O especialista explicou que os investimentos na rede de tratamento e distribuição de água nos últimos 20 anos foram muito abaixo dos requisitados pelo corpo técnico da Sabesp, e que a atitude de operar nos volumes mortos dos reservatórios acarretou poluição elevada da água distribuída na metrópole. Isso, por sua vez, forçou a capacidade das Estações de Tratamento de Água disponíveis, e agora o governo decidiu transferir parte da água poluída da represa Billings para outros sistemas. Considerada uma “caixa-preta da poluição ambiental” por especialistas, a Billings poderia sujar os lençóis freáticos das sistemas interligados. “Essa contaminação já começou a acontecer no Cantareira. Agora vai para o Alto Tietê e se não vir a chuva, como eles estão apostando, amanhã ou depois teremos algo semelhante no sistema Rio Grande. É preocupante”, explicou Renê.
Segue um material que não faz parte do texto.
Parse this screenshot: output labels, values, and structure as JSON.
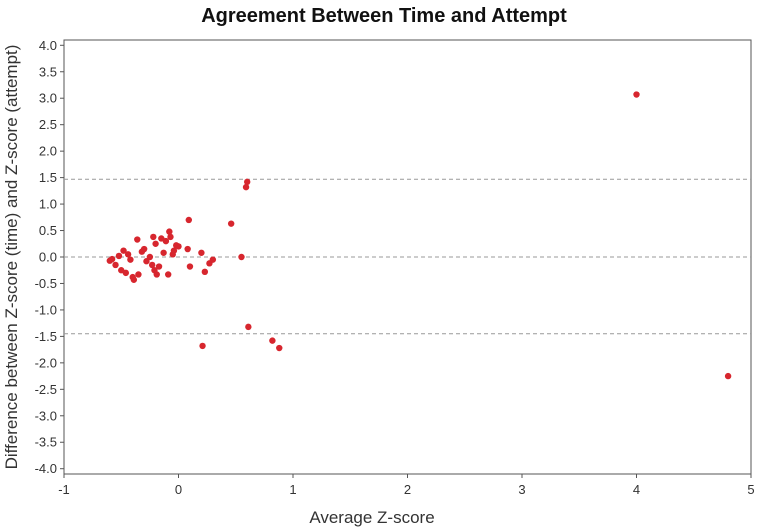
{
  "chart_data": {
    "type": "scatter",
    "title": "Agreement Between Time and Attempt",
    "xlabel": "Average Z-score",
    "ylabel": "Difference between Z-score (time) and Z-score (attempt)",
    "xlim": [
      -1,
      5
    ],
    "ylim": [
      -4.1,
      4.1
    ],
    "x_ticks": [
      -1,
      0,
      1,
      2,
      3,
      4,
      5
    ],
    "x_tick_labels": [
      "-1",
      "0",
      "1",
      "2",
      "3",
      "4",
      "5"
    ],
    "y_ticks": [
      4.0,
      3.5,
      3.0,
      2.5,
      2.0,
      1.5,
      1.0,
      0.5,
      0.0,
      -0.5,
      -1.0,
      -1.5,
      -2.0,
      -2.5,
      -3.0,
      -3.5,
      -4.0
    ],
    "y_tick_labels": [
      "4.0",
      "3.5",
      "3.0",
      "2.5",
      "2.0",
      "1.5",
      "1.0",
      "0.5",
      "0.0",
      "-0.5",
      "-1.0",
      "-1.5",
      "-2.0",
      "-2.5",
      "-3.0",
      "-3.5",
      "-4.0"
    ],
    "reference_lines": [
      1.47,
      0.0,
      -1.45
    ],
    "grid": false,
    "point_color": "#d7262e",
    "reference_line_color": "#999999",
    "points": [
      {
        "x": -0.6,
        "y": -0.07
      },
      {
        "x": -0.58,
        "y": -0.04
      },
      {
        "x": -0.55,
        "y": -0.15
      },
      {
        "x": -0.52,
        "y": 0.02
      },
      {
        "x": -0.5,
        "y": -0.25
      },
      {
        "x": -0.48,
        "y": 0.12
      },
      {
        "x": -0.46,
        "y": -0.3
      },
      {
        "x": -0.44,
        "y": 0.05
      },
      {
        "x": -0.42,
        "y": -0.05
      },
      {
        "x": -0.4,
        "y": -0.38
      },
      {
        "x": -0.39,
        "y": -0.43
      },
      {
        "x": -0.36,
        "y": 0.33
      },
      {
        "x": -0.35,
        "y": -0.33
      },
      {
        "x": -0.32,
        "y": 0.1
      },
      {
        "x": -0.3,
        "y": 0.15
      },
      {
        "x": -0.28,
        "y": -0.08
      },
      {
        "x": -0.25,
        "y": 0.0
      },
      {
        "x": -0.23,
        "y": -0.15
      },
      {
        "x": -0.22,
        "y": 0.38
      },
      {
        "x": -0.21,
        "y": -0.25
      },
      {
        "x": -0.2,
        "y": 0.25
      },
      {
        "x": -0.19,
        "y": -0.33
      },
      {
        "x": -0.17,
        "y": -0.18
      },
      {
        "x": -0.15,
        "y": 0.35
      },
      {
        "x": -0.13,
        "y": 0.08
      },
      {
        "x": -0.11,
        "y": 0.3
      },
      {
        "x": -0.09,
        "y": -0.33
      },
      {
        "x": -0.08,
        "y": 0.48
      },
      {
        "x": -0.07,
        "y": 0.38
      },
      {
        "x": -0.05,
        "y": 0.05
      },
      {
        "x": -0.04,
        "y": 0.12
      },
      {
        "x": -0.02,
        "y": 0.22
      },
      {
        "x": 0.0,
        "y": 0.2
      },
      {
        "x": 0.08,
        "y": 0.15
      },
      {
        "x": 0.09,
        "y": 0.7
      },
      {
        "x": 0.1,
        "y": -0.18
      },
      {
        "x": 0.2,
        "y": 0.08
      },
      {
        "x": 0.21,
        "y": -1.68
      },
      {
        "x": 0.23,
        "y": -0.28
      },
      {
        "x": 0.27,
        "y": -0.12
      },
      {
        "x": 0.3,
        "y": -0.05
      },
      {
        "x": 0.46,
        "y": 0.63
      },
      {
        "x": 0.55,
        "y": 0.0
      },
      {
        "x": 0.59,
        "y": 1.32
      },
      {
        "x": 0.6,
        "y": 1.42
      },
      {
        "x": 0.61,
        "y": -1.32
      },
      {
        "x": 0.82,
        "y": -1.58
      },
      {
        "x": 0.88,
        "y": -1.72
      },
      {
        "x": 4.0,
        "y": 3.07
      },
      {
        "x": 4.8,
        "y": -2.25
      }
    ]
  }
}
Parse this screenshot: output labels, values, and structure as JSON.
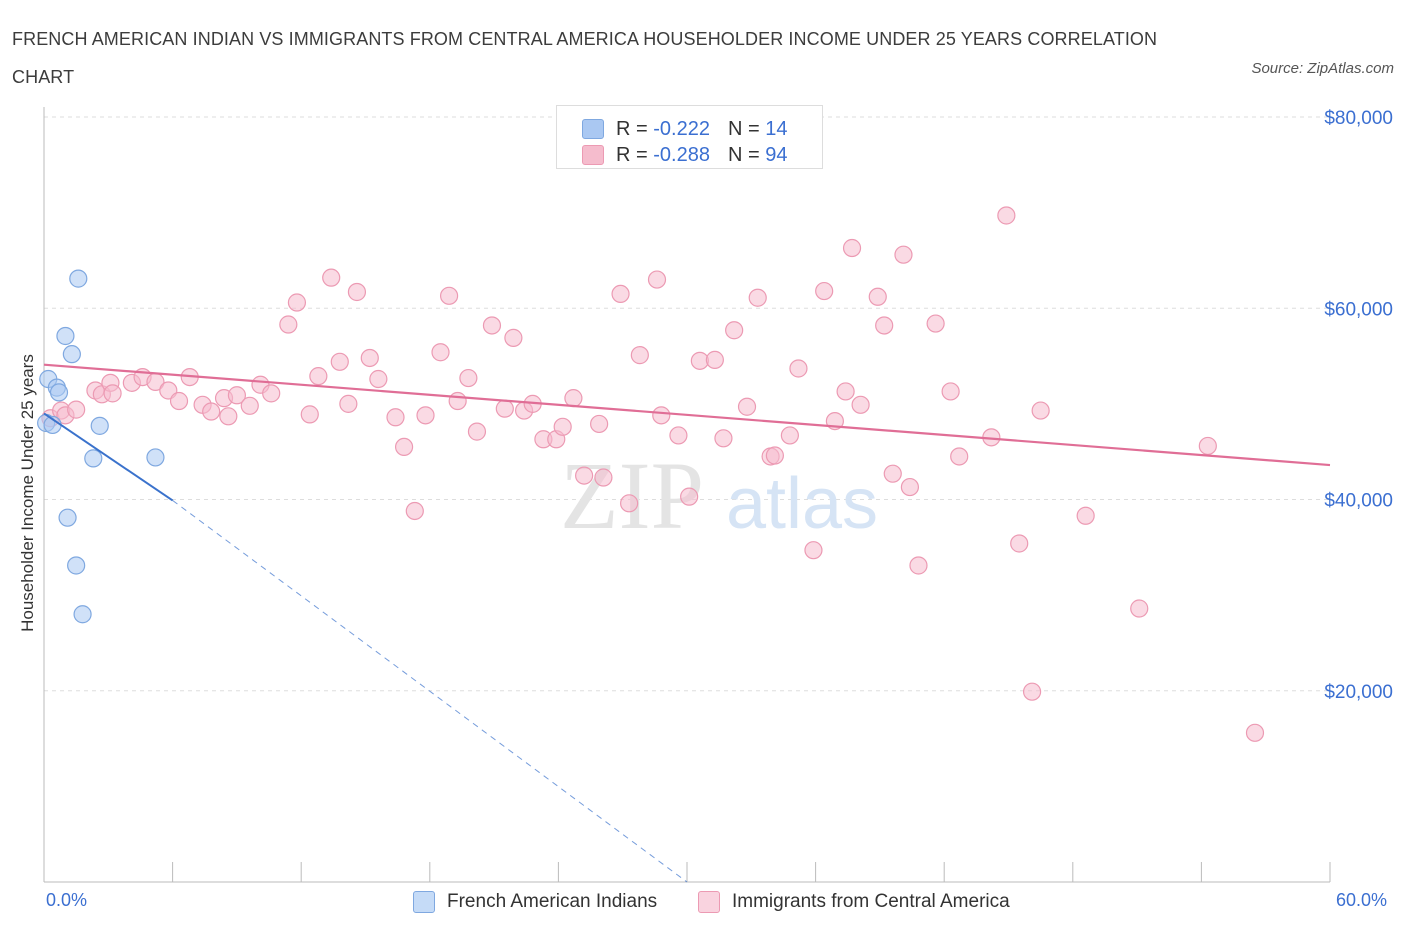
{
  "title": "FRENCH AMERICAN INDIAN VS IMMIGRANTS FROM CENTRAL AMERICA HOUSEHOLDER INCOME UNDER 25 YEARS CORRELATION CHART",
  "source": "Source: ZipAtlas.com",
  "colors": {
    "blue_fill": "#aac8f2",
    "blue_stroke": "#7fa8e0",
    "blue_line": "#3a72cc",
    "pink_fill": "#f5bccd",
    "pink_stroke": "#ec9ab3",
    "pink_line": "#e06e96",
    "axis_text": "#3b6fd1",
    "grid": "#dddddd"
  },
  "legend": {
    "series1": {
      "r_label": "R =",
      "r_value": "-0.222",
      "n_label": "N =",
      "n_value": "14"
    },
    "series2": {
      "r_label": "R =",
      "r_value": "-0.288",
      "n_label": "N =",
      "n_value": "94"
    }
  },
  "watermark": {
    "part1": "ZIP",
    "part2": "atlas"
  },
  "chart_data": {
    "type": "scatter",
    "title": "FRENCH AMERICAN INDIAN VS IMMIGRANTS FROM CENTRAL AMERICA HOUSEHOLDER INCOME UNDER 25 YEARS CORRELATION CHART",
    "xlabel": "",
    "ylabel": "Householder Income Under 25 years",
    "xlim": [
      0,
      60
    ],
    "ylim": [
      0,
      80000
    ],
    "x_tick_labels": [
      "0.0%",
      "60.0%"
    ],
    "y_ticks": [
      20000,
      40000,
      60000,
      80000
    ],
    "y_tick_labels": [
      "$20,000",
      "$40,000",
      "$60,000",
      "$80,000"
    ],
    "grid": true,
    "legend_position": "bottom",
    "series": [
      {
        "name": "French American Indians",
        "color": "blue",
        "trend": {
          "x": [
            0,
            6.0
          ],
          "y": [
            49000,
            39900
          ],
          "extended_to": [
            30.0,
            0
          ]
        },
        "points": [
          [
            0.1,
            48000
          ],
          [
            0.2,
            52600
          ],
          [
            0.4,
            47800
          ],
          [
            0.6,
            51700
          ],
          [
            0.7,
            51200
          ],
          [
            1.0,
            57100
          ],
          [
            1.3,
            55200
          ],
          [
            1.6,
            63100
          ],
          [
            1.1,
            38100
          ],
          [
            1.5,
            33100
          ],
          [
            1.8,
            28000
          ],
          [
            2.3,
            44300
          ],
          [
            2.6,
            47700
          ],
          [
            5.2,
            44400
          ]
        ]
      },
      {
        "name": "Immigrants from Central America",
        "color": "pink",
        "trend": {
          "x": [
            0,
            60
          ],
          "y": [
            54100,
            43600
          ]
        },
        "points": [
          [
            0.3,
            48500
          ],
          [
            0.8,
            49300
          ],
          [
            1.0,
            48800
          ],
          [
            1.5,
            49400
          ],
          [
            2.4,
            51400
          ],
          [
            2.7,
            51000
          ],
          [
            3.1,
            52200
          ],
          [
            3.2,
            51100
          ],
          [
            4.1,
            52200
          ],
          [
            4.6,
            52800
          ],
          [
            5.2,
            52300
          ],
          [
            5.8,
            51400
          ],
          [
            6.3,
            50300
          ],
          [
            6.8,
            52800
          ],
          [
            7.4,
            49900
          ],
          [
            7.8,
            49200
          ],
          [
            8.4,
            50600
          ],
          [
            8.6,
            48700
          ],
          [
            9.0,
            50900
          ],
          [
            9.6,
            49800
          ],
          [
            10.1,
            52000
          ],
          [
            10.6,
            51100
          ],
          [
            11.4,
            58300
          ],
          [
            11.8,
            60600
          ],
          [
            12.4,
            48900
          ],
          [
            12.8,
            52900
          ],
          [
            13.4,
            63200
          ],
          [
            13.8,
            54400
          ],
          [
            14.2,
            50000
          ],
          [
            14.6,
            61700
          ],
          [
            15.2,
            54800
          ],
          [
            15.6,
            52600
          ],
          [
            16.4,
            48600
          ],
          [
            16.8,
            45500
          ],
          [
            17.3,
            38800
          ],
          [
            17.8,
            48800
          ],
          [
            18.5,
            55400
          ],
          [
            18.9,
            61300
          ],
          [
            19.3,
            50300
          ],
          [
            19.8,
            52700
          ],
          [
            20.2,
            47100
          ],
          [
            20.9,
            58200
          ],
          [
            21.5,
            49500
          ],
          [
            21.9,
            56900
          ],
          [
            22.4,
            49300
          ],
          [
            22.8,
            50000
          ],
          [
            23.3,
            46300
          ],
          [
            23.9,
            46300
          ],
          [
            24.2,
            47600
          ],
          [
            24.7,
            50600
          ],
          [
            25.2,
            42500
          ],
          [
            25.9,
            47900
          ],
          [
            26.1,
            42300
          ],
          [
            26.9,
            61500
          ],
          [
            27.3,
            39600
          ],
          [
            27.8,
            55100
          ],
          [
            28.6,
            63000
          ],
          [
            28.8,
            48800
          ],
          [
            29.6,
            46700
          ],
          [
            30.1,
            40300
          ],
          [
            30.6,
            54500
          ],
          [
            31.3,
            54600
          ],
          [
            31.7,
            46400
          ],
          [
            32.2,
            57700
          ],
          [
            32.8,
            49700
          ],
          [
            33.3,
            61100
          ],
          [
            33.9,
            44500
          ],
          [
            34.1,
            44600
          ],
          [
            34.8,
            46700
          ],
          [
            35.2,
            53700
          ],
          [
            35.9,
            34700
          ],
          [
            36.4,
            61800
          ],
          [
            36.9,
            48200
          ],
          [
            37.4,
            51300
          ],
          [
            37.7,
            66300
          ],
          [
            38.1,
            49900
          ],
          [
            38.9,
            61200
          ],
          [
            39.2,
            58200
          ],
          [
            39.6,
            42700
          ],
          [
            40.1,
            65600
          ],
          [
            40.4,
            41300
          ],
          [
            40.8,
            33100
          ],
          [
            41.6,
            58400
          ],
          [
            42.3,
            51300
          ],
          [
            42.7,
            44500
          ],
          [
            44.2,
            46500
          ],
          [
            44.9,
            69700
          ],
          [
            45.5,
            35400
          ],
          [
            46.1,
            19900
          ],
          [
            46.5,
            49300
          ],
          [
            48.6,
            38300
          ],
          [
            51.1,
            28600
          ],
          [
            54.3,
            45600
          ],
          [
            56.5,
            15600
          ]
        ]
      }
    ]
  }
}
Mentira e sigilo para calar “terroristas”

Ainda na terça-feira, veio a público que o governador Geraldo Alckmin havia dado mais um passo em sua estratégia premiada de gestão hídrica. Impôs, por um período de 15 anos, segredo sobre dados de abastecimento da metrópole paulistana. O argumento foi de que a divulgação dos locais de abastecimento ininterrupto poderia ser usada no “planejamento de ações terroristas”. A decisão já havia sido tomada em maio, durante a fase mais agravada da crise hídrica, e foi exposta por uma reportagem do iG, causando uma reação agravada das organizações sociais paulistanas. O Palácio dos Bandeirantes voltou atrás no mesmo dia.

“O governo mente sobre a falta de água e tenta se esconder atrás do trabalhador. Os funcionários da Sabesp já estão sendo hostilizados pela população, mas ninguém fecha uma rede de água sem uma ordem de serviço. Se você pegar um bairro em que falta água todo dia e olhar a documentação, vai ver que é o contrário do que o governo está divulgando, o governo esta escamoteando as pessoas”, denunciou Renê Vicente. “Isso acontece constantemente, todos os dias da semana. O que ele deveria fazer é tratar isso de forma transparente com a população, mesmo porque nós não temos outra saída agora que não seja de uma economia brutal de água”, respondeu, questionado sobre o sigilo.

Para o presidente da CTB-SP, Onofre Gonçalves, é preciso buscar formas mais contundentes de responsabilizar o governo pelo pouco caso que tem demonstrado diante do problema hídrico. “Ao movimento sindical, cabe tomar várias atitudes numa situação dessas. Além do movimento de rua, nós devemos fazer as denúncias, procurar a Justiça e conseguir algum mandado, porque o governador não toma providência nenhuma. Precisamos encontrar formas de proteger a população que esta sofrendo, principalmente o povo da periferia, que chega a ficar uma semana sem água. A única saída para essa gente é captar água da chuva – isso merece uma denúncia mais séria, junto ao Ministério Público. Nós estamos estudando as medidas que podemos tomar”, explicou.